Pomponius Mela attributes to the Druidical priestesses of Sena the knowledge of transforming themselves into animals at will.
Proteus, according to Homer's account, becomes a dragon, a lion, or a boar. Eustathius, the commentator, adds, "not really changing but only appearing to do so." Proteus was an adroit worker of miracles, and was well acquainted with the secrets of Egyptian philosophy. He assumed animal shape in order to escape the necessity of foretelling the future when asked to do so but, whenever he saw his endeavours were of no avail, he resumed his natural appearance.
Towards the end of the sixteenth century Joseph Acosta, who resided in Peru, asserts that sorcerers existed there at that time who were capable of assuming any form they pleased. He tells of a ruler of a city in Mexico who was sent for by the predecessor of Montezuma and who transformed himself successively before the eyes of men who tried to seize his person, into a tiger, an eagle, and a serpent. At length he gave in, and being taken before the emperor was condemned to death.
The same kind of power was ascribed, in 1702, by the Bishop of Chiapa (a province of Guatemala) to the Naguals, the national priests who endeavoured to win back the children brought up as Christians by the Government, to the religion of their ancestors. After various ceremonies, the child he was teaching was told to advance and embrace the Nagual. At that moment he assumed a hideous animal form, and as a lion, tiger, or other wild beast, threw the young convert to Christianity into a state of abject terror by appearing chained to him.[94] There, no doubt, hypnotism became a weapon of religious fanaticism.
At the appearance of the monster Ravanas, the gods, becoming alarmed, transform themselves into animals: Indras changes into a peacock, Yamas into a crow, Kuveras into a chameleon, and Varunas into a swan in order to escape the ire of the enemy.
These transformations, says de Gubernatis,[95] instead of being capricious, were necessary and natural to the several gods, for the animal is the shadow that follows the hero and is so closely identified with him that it may often be said to be the hero himself.
Nash, in "Christ's Tears over Jerusalem," 1613, has the following remarkable passage. "They talk of an ox that tolled the bell at Woolwich, and how from an ox he transformed himself into an old man, and from an old man to an infant and into a young man again."
The Egyptians were the first to broach the opinion that the soul of man is immortal and that, when the body dies, it enters into the form of an animal which is born at the moment, thence passing on from one animal to another, until it has circled through the forms of all the creatures which tenant the earth, the water, and the air, after which it enters again into a human frame and is born anew. The whole period of transmigration is (they say) three thousand years.[96]

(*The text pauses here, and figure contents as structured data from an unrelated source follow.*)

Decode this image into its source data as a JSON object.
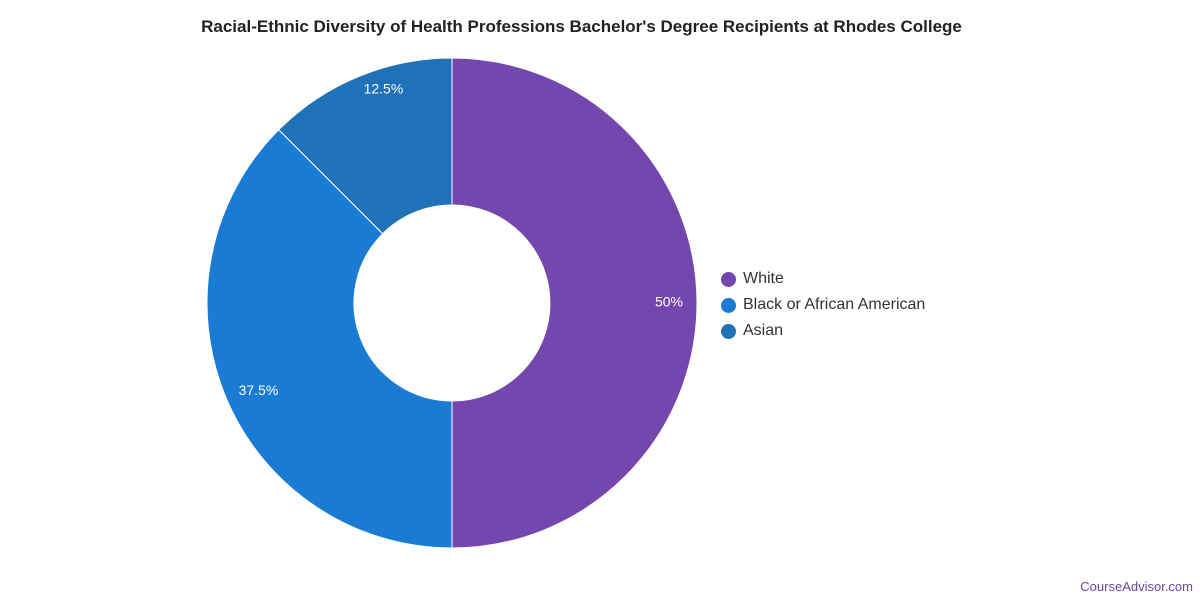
{
  "chart_data": {
    "type": "pie",
    "title": "Racial-Ethnic Diversity of Health Professions Bachelor's Degree Recipients at Rhodes College",
    "donut": true,
    "legend_position": "right",
    "slices": [
      {
        "name": "White",
        "value": 50,
        "label": "50%",
        "color": "#7447af"
      },
      {
        "name": "Black or African American",
        "value": 37.5,
        "label": "37.5%",
        "color": "#1a7bd4"
      },
      {
        "name": "Asian",
        "value": 12.5,
        "label": "12.5%",
        "color": "#1f72b8"
      }
    ]
  },
  "source": "CourseAdvisor.com"
}
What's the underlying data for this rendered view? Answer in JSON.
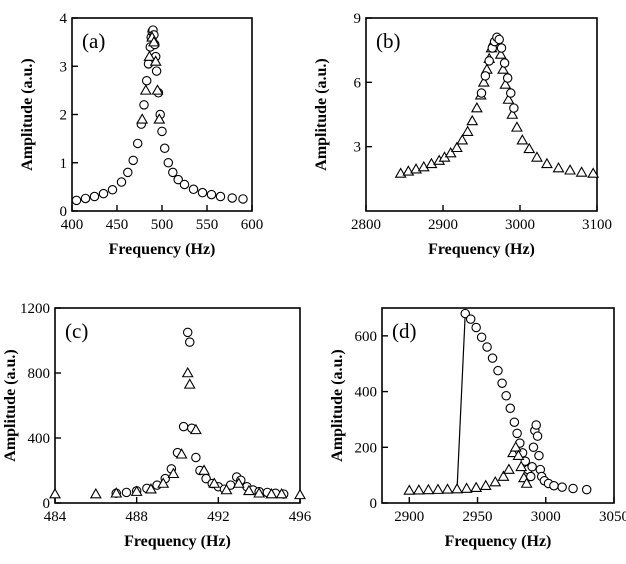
{
  "chart_data": [
    {
      "panel_label": "(a)",
      "type": "scatter",
      "xlabel": "Frequency (Hz)",
      "ylabel": "Amplitude (a.u.)",
      "xlim": [
        400,
        600
      ],
      "ylim": [
        0,
        4
      ],
      "xticks": [
        "400",
        "450",
        "500",
        "550",
        "600"
      ],
      "yticks": [
        "0",
        "1",
        "2",
        "3",
        "4"
      ],
      "series": [
        {
          "marker": "circle",
          "x": [
            405,
            415,
            425,
            435,
            445,
            455,
            462,
            468,
            473,
            477,
            480,
            483,
            485,
            487,
            488,
            489,
            490,
            491,
            492,
            493,
            494,
            496,
            498,
            500,
            503,
            507,
            512,
            518,
            525,
            535,
            545,
            555,
            565,
            578,
            590
          ],
          "y": [
            0.22,
            0.26,
            0.3,
            0.36,
            0.44,
            0.6,
            0.8,
            1.05,
            1.4,
            1.8,
            2.2,
            2.7,
            3.05,
            3.4,
            3.6,
            3.72,
            3.75,
            3.65,
            3.45,
            3.2,
            2.9,
            2.45,
            2.0,
            1.65,
            1.3,
            1.0,
            0.8,
            0.65,
            0.55,
            0.45,
            0.38,
            0.34,
            0.3,
            0.27,
            0.25
          ]
        },
        {
          "marker": "triangle",
          "x": [
            478,
            482,
            486,
            489,
            491,
            493,
            495,
            497
          ],
          "y": [
            1.9,
            2.5,
            3.2,
            3.6,
            3.5,
            3.1,
            2.5,
            1.9
          ]
        }
      ]
    },
    {
      "panel_label": "(b)",
      "type": "scatter",
      "xlabel": "Frequency (Hz)",
      "ylabel": "Amplitude (a.u.)",
      "xlim": [
        2800,
        3100
      ],
      "ylim": [
        0,
        9
      ],
      "xticks": [
        "2800",
        "2900",
        "3000",
        "3100"
      ],
      "yticks": [
        "3",
        "6",
        "9"
      ],
      "series": [
        {
          "marker": "triangle",
          "x": [
            2845,
            2855,
            2865,
            2875,
            2885,
            2895,
            2902,
            2910,
            2918,
            2925,
            2932,
            2938,
            2944,
            2949,
            2953,
            2957,
            2960,
            2963,
            2966,
            2969,
            2972,
            2975,
            2978,
            2981,
            2985,
            2990,
            2996,
            3003,
            3012,
            3022,
            3035,
            3050,
            3065,
            3080,
            3095
          ],
          "y": [
            1.75,
            1.85,
            1.95,
            2.05,
            2.2,
            2.35,
            2.5,
            2.7,
            2.95,
            3.3,
            3.7,
            4.2,
            4.8,
            5.4,
            6.0,
            6.6,
            7.1,
            7.6,
            7.9,
            8.0,
            7.8,
            7.3,
            6.6,
            5.9,
            5.2,
            4.5,
            3.9,
            3.3,
            2.9,
            2.5,
            2.2,
            2.0,
            1.9,
            1.8,
            1.75
          ]
        },
        {
          "marker": "circle",
          "x": [
            2950,
            2955,
            2960,
            2964,
            2967,
            2970,
            2973,
            2976,
            2980,
            2984,
            2988,
            2992
          ],
          "y": [
            5.5,
            6.3,
            7.0,
            7.6,
            7.9,
            8.1,
            8.0,
            7.6,
            6.9,
            6.2,
            5.5,
            4.8
          ]
        }
      ]
    },
    {
      "panel_label": "(c)",
      "type": "scatter",
      "xlabel": "Frequency (Hz)",
      "ylabel": "Amplitude (a.u.)",
      "xlim": [
        484,
        496
      ],
      "ylim": [
        0,
        1200
      ],
      "xticks": [
        "484",
        "488",
        "492",
        "496"
      ],
      "yticks": [
        "0",
        "400",
        "800",
        "1200"
      ],
      "series": [
        {
          "marker": "circle",
          "x": [
            487,
            487.5,
            488,
            488.5,
            489,
            489.4,
            489.7,
            490,
            490.3,
            490.5,
            490.6,
            490.7,
            490.9,
            491.1,
            491.4,
            491.7,
            492,
            492.3,
            492.6,
            492.9,
            493.1,
            493.4,
            493.7,
            494,
            494.4,
            494.8,
            495.2
          ],
          "y": [
            60,
            65,
            75,
            90,
            110,
            150,
            210,
            310,
            470,
            1050,
            990,
            460,
            280,
            200,
            150,
            120,
            100,
            85,
            110,
            160,
            140,
            100,
            80,
            70,
            65,
            60,
            55
          ]
        },
        {
          "marker": "triangle",
          "x": [
            484,
            486,
            487,
            488,
            488.7,
            489.3,
            489.8,
            490.2,
            490.5,
            490.6,
            490.9,
            491.3,
            491.8,
            492.4,
            493,
            493.5,
            494,
            494.6,
            495.1,
            496
          ],
          "y": [
            55,
            55,
            60,
            70,
            85,
            120,
            180,
            300,
            800,
            730,
            450,
            200,
            120,
            80,
            120,
            75,
            60,
            55,
            55,
            50
          ]
        }
      ]
    },
    {
      "panel_label": "(d)",
      "type": "scatter",
      "xlabel": "Frequency (Hz)",
      "ylabel": "Amplitude (a.u.)",
      "xlim": [
        2880,
        3050
      ],
      "ylim": [
        0,
        700
      ],
      "xticks": [
        "2900",
        "2950",
        "3000",
        "3050"
      ],
      "yticks": [
        "0",
        "200",
        "400",
        "600"
      ],
      "series": [
        {
          "marker": "circle",
          "x": [
            2941,
            2945,
            2949,
            2953,
            2957,
            2961,
            2965,
            2968,
            2971,
            2974,
            2977,
            2979,
            2981,
            2983,
            2985,
            2987,
            2989,
            2990,
            2991,
            2992,
            2993,
            2994,
            2995,
            2996,
            2997,
            2999,
            3002,
            3006,
            3012,
            3020,
            3030
          ],
          "y": [
            680,
            660,
            630,
            595,
            560,
            520,
            475,
            430,
            385,
            340,
            290,
            250,
            215,
            180,
            150,
            120,
            95,
            130,
            200,
            260,
            280,
            240,
            170,
            120,
            95,
            80,
            70,
            62,
            57,
            52,
            48
          ]
        },
        {
          "marker": "triangle",
          "x": [
            2900,
            2907,
            2914,
            2921,
            2928,
            2935,
            2942,
            2949,
            2956,
            2963,
            2969,
            2973,
            2976,
            2978,
            2980,
            2982,
            2984,
            2986
          ],
          "y": [
            45,
            46,
            47,
            48,
            49,
            50,
            52,
            55,
            62,
            75,
            95,
            120,
            180,
            200,
            170,
            130,
            90,
            70
          ]
        }
      ],
      "jump_line": {
        "x": [
          2935,
          2941
        ],
        "y": [
          50,
          680
        ]
      }
    }
  ]
}
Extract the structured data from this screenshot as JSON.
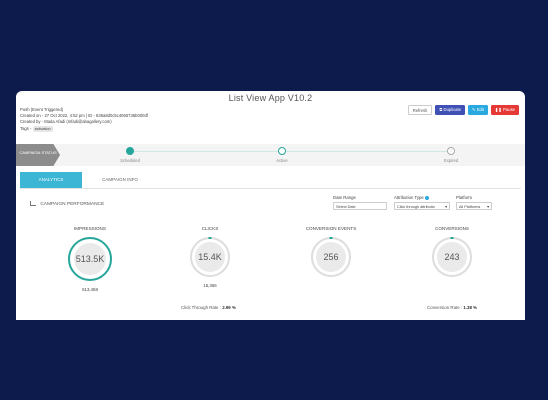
{
  "app": {
    "title": "List View App V10.2"
  },
  "meta": {
    "type_line": "Push (Event Triggered)",
    "created_on": "Created on - 27 Oct 2022, 4:52 pm | ID - 635a8d0c5c4065736b000df",
    "created_by": "Created by - Mada Afadi (mfadi@abagallery.com)",
    "tags_label": "Tags -",
    "tag": "activation"
  },
  "toolbar": {
    "refresh_label": "Refresh",
    "duplicate_label": "Duplicate",
    "edit_label": "Edit",
    "pause_label": "Pause"
  },
  "status": {
    "label": "CAMPAIGN STATUS",
    "steps": [
      "Scheduled",
      "Active",
      "Expired"
    ],
    "expired_marker": "!"
  },
  "tabs": [
    "ANALYTICS",
    "CAMPAIGN INFO"
  ],
  "performance": {
    "title": "CAMPAIGN PERFORMANCE"
  },
  "filters": {
    "date_range": {
      "label": "Date Range",
      "value": "Select Date"
    },
    "attribution": {
      "label": "Attribution Type",
      "value": "Click through attributio"
    },
    "platform": {
      "label": "Platform",
      "value": "All Platforms"
    }
  },
  "metrics": [
    {
      "label": "IMPRESSIONS",
      "value": "513.5K",
      "sub": "513,458"
    },
    {
      "label": "CLICKS",
      "value": "15.4K",
      "sub": "15,366"
    },
    {
      "label": "CONVERSION EVENTS",
      "value": "256",
      "sub": ""
    },
    {
      "label": "CONVERSIONS",
      "value": "243",
      "sub": ""
    }
  ],
  "rates": {
    "ctr_label": "Click Through Rate :",
    "ctr_value": "2.99 %",
    "conv_label": "Conversion Rate :",
    "conv_value": "1.38 %"
  },
  "colors": {
    "page_bg": "#0d1b4c",
    "accent_teal": "#26a69a",
    "tab_active": "#3db6d6",
    "duplicate": "#3f51b5",
    "edit": "#29a9e0",
    "pause": "#e53935"
  }
}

According to Egyptian beliefs only the souls of wicked men suffered the disgrace of entering the body of an animal when, "weighed in the balance" before the tribunal of Osiris, they were pronounced unworthy to enter the abode of the blessed. The soul was then sent back to the body of a pig.
The doctrine of metempsychosis was borrowed from Egypt by Pythagoras and classical allusions are so numerous that it is impossible to mention more than a few instances.